Onshore/Offshore Facilities

New Oil Sands Development Gets Green Light

Imperial Oil has made a final investment decision on its 75,000-B/D Aspen oil sands project, the first new oil sands development to be approved in 5 years.

Imperial Oil’s Kearl oil sands facility 70 km north of Fort McMurray, Alberta. Source: Imperial.

ExxonMobil’s majority-owned Imperial Oil has made a final investment decision on its 75,000-B/D Aspen oil sands project, the first new oil sands development to be approved in 5 years.

Construction on the $2-billion project, located 45 km northeast of Fort McMurray, Alberta, will begin in the fourth quarter, and bitumen production is expected to launch in 2022. Average output could be doubled to 150,000 B/D in future years depending on project performance and business and market conditions, Imperial said in a news release.

Approval follows Western Canada Select crude oil prices sliding below $20/bbl as insufficient takeaway capacity has plagued the region. Adding to the glut has been Suncor Energy’s Syncrude oil sands facility, which recently returned to normal operating rates after a major power outage over the summer. Imperial owns a 25% stake in that project.

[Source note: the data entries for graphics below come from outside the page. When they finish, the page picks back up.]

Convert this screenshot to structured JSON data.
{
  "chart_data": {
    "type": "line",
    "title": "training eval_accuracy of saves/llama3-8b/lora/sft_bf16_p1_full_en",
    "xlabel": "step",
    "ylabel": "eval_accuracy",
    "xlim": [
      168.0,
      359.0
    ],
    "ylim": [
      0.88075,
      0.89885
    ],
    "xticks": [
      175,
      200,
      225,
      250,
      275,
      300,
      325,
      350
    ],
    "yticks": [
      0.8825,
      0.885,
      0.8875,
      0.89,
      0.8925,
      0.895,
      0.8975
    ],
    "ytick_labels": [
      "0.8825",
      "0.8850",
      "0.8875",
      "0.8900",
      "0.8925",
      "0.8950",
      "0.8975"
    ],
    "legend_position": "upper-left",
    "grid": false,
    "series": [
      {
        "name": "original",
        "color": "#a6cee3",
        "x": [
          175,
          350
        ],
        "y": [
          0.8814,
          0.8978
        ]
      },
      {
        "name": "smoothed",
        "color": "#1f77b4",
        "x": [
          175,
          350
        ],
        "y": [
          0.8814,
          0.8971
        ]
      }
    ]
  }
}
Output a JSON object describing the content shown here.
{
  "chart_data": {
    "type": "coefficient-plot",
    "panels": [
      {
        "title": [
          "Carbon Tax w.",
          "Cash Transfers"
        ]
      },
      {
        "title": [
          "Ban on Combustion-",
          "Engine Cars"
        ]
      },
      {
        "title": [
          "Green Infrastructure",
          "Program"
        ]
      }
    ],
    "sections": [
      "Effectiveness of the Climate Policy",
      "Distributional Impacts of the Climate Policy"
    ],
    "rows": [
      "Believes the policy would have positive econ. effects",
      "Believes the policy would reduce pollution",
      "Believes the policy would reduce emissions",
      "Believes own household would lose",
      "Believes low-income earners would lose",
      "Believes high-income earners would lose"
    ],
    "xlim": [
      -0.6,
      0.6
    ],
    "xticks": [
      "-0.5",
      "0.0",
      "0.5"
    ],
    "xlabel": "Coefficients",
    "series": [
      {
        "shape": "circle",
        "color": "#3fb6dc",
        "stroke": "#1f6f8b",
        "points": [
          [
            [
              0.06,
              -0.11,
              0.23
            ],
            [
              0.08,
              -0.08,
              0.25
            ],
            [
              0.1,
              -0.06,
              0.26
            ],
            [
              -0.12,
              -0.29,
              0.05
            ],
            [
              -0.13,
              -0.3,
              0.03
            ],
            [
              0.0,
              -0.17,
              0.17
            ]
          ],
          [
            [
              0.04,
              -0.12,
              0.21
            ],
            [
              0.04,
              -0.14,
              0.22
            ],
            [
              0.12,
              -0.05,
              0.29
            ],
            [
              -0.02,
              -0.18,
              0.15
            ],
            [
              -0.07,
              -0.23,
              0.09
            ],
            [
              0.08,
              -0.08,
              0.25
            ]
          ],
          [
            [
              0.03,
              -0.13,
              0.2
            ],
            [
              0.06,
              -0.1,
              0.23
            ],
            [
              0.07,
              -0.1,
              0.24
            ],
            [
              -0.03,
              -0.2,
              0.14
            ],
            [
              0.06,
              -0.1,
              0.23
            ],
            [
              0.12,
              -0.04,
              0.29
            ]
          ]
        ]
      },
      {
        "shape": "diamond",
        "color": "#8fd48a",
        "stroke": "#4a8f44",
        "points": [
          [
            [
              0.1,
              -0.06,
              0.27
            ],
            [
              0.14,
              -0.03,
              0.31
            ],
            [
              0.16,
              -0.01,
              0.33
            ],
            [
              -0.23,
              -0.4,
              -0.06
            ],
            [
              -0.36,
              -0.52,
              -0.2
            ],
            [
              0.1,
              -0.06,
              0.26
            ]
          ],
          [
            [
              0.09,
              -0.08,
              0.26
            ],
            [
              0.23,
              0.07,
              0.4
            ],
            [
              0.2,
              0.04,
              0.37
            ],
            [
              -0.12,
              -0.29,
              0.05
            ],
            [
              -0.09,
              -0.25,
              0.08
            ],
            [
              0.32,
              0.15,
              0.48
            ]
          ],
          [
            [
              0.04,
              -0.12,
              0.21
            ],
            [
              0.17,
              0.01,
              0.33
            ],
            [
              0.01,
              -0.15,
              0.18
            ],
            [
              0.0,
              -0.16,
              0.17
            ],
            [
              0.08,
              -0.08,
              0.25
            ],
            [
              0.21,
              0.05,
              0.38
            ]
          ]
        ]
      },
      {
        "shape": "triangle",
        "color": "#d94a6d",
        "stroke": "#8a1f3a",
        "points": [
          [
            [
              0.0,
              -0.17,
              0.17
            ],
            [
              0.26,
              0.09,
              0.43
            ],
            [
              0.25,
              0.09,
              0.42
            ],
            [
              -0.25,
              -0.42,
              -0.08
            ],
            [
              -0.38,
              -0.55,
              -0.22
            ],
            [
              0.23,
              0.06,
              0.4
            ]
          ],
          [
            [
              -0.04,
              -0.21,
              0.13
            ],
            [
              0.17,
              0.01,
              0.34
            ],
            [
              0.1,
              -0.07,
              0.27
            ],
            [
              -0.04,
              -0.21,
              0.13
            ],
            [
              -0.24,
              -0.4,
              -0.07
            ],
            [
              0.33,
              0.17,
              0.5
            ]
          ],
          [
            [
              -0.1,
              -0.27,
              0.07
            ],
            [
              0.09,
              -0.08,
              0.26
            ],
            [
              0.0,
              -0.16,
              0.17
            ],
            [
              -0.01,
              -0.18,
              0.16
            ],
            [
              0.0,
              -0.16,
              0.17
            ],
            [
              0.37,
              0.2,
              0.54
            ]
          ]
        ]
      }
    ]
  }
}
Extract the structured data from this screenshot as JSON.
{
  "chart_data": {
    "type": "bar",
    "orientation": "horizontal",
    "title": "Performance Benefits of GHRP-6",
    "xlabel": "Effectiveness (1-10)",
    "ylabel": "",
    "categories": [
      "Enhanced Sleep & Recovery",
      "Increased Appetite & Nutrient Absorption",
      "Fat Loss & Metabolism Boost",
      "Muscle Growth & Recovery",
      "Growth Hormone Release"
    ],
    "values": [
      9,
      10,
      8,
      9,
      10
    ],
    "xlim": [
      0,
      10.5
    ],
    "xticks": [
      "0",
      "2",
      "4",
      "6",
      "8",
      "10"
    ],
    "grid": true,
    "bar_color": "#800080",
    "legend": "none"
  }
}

“We do not take investment decisions lightly, particularly in these challenging times,” said Rich Kruger, Imperial chairman, president, and chief executive officer. “This is the right technology at the right time to make a competitive investment. We have made the decision to proceed now because we believe this advanced technology will further the evolution of Imperial’s oil sands business.”

Kruger, during the firm’s third-quarter earnings call, stressed the project's “lower-[oil]-price resiliency.” He added that Imperial considers itself “fairly well positioned” to function in the heavy oil markets 3–4 years down the road as the glut eases, with the ability to utilize its own Canadian refining capacity, access new pipeline capacity toward US Gulf Coast refineries including Enbridge’s Line 3 expansion, and ramp up activity at its rail terminal.

Also front-of-mind for oil sands operators is the carbon-intensity of their projects. The Aspen project will include advanced solvent-assisted, steam-assisted gravity drainage technology intended to reduce greenhouse gas emission intensity and water use by up to 25% vs. traditional steam-assisted technology, the company said. The technology will also be deployed at Imperial’s 50,000-B/D Cold Lake expansion project.

Imperial received the Alberta Energy Regulator’s approvals for the Aspen and Cold Lake expansion projects 31 October. The company submitted its Aspen application in December 2013. That same year, Suncor’s 194,000-B/D Fort Hills mine was sanctioned, the last new oil sands development to get the go-ahead. Production there began at the beginning of this year, ramping up to 90% of its nameplate capacity in the third quarter.

Imperial’s third-quarter upstream production averaged 393,000 BOE/D, most of which was heavy oil. Gross output from the firm’s Kearl oil sands project reached a record 244,000 B/D during the quarter.